Um morto andando pela cidade.

Amanheço morto na cidade. Tomo conhecimento de que morri logo cedo. Sou um morto muito especial, porque posso negar a minha morte, abrir a porta e sair andando, respirando o ar, rever as ruas, os lugares antigos por onde passei quando criança e que o tempo foi modelando, ora para melhor, ora para pior. Posso perceber, agora, que alguns lugares é que morreram. Caminho com um ar importante pelas ruas, porque posso descrever o que desapareceu.

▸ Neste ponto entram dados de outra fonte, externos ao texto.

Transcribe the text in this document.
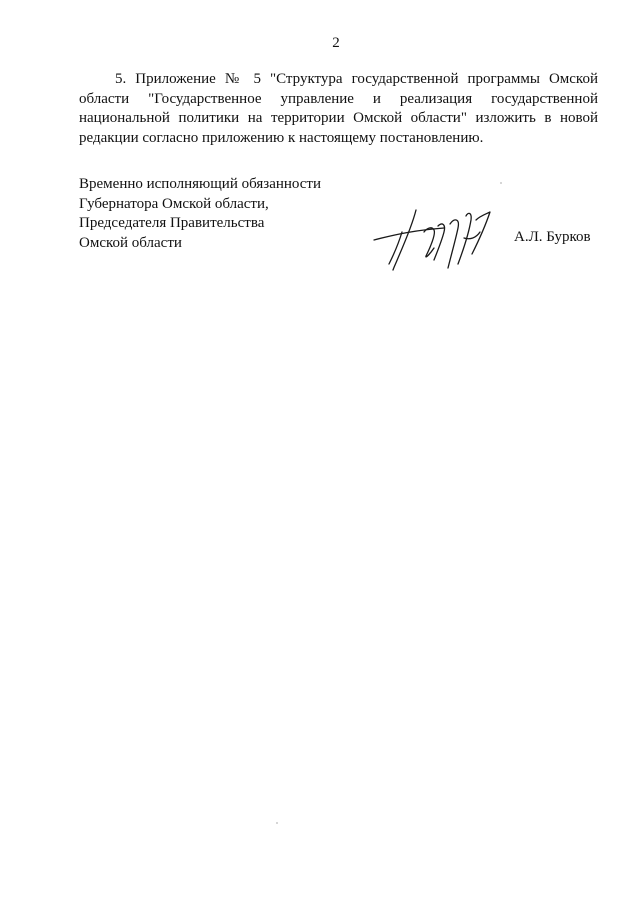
2

5. Приложение № 5 "Структура государственной программы Омской области "Государственное управление и реализация государственной национальной политики на территории Омской области" изложить в новой редакции согласно приложению к настоящему постановлению.

Временно исполняющий обязанности
Губернатора Омской области,
Председателя Правительства
Омской области	А.Л. Бурков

O cheiro do Café São Miguel, as meninas do Colégio Municipal, picolé de mangaba, disco de vinil com o retrato de Carlos Gonzaga, sessões dominicais de cinema, com sabor de ping-pong, Rock Lane a cavalo. Sou um morto que pode contemplar o nojo, a paixão e o tédio dos que me rodeiam e me julgam. Tenho direito a mais um dia, um jantar, telefonar para marcar um encontro. Principalmente, ir ao encontro e praticar, meticulosamente, a arte de dar e receber amor, como na milenar receita de Vatsyayana, o Kama Sutra de todo dia. Sinto-me vaidoso de minha morte – sem esquife, castiçal, lampejo de vela, coro lúgubre de carpideiras e meu derradeiro desfile, horizontal, pela cidade.

Respondo a alguém que me telefona para saber a verdade:

Morrer na boca do povo faz mais sucesso do que morrer de verdade. Não é todo dia que se é um morto andando pela cidade.

Sonho com alguém me perguntando: – Sosígenes, você andou morrendo ?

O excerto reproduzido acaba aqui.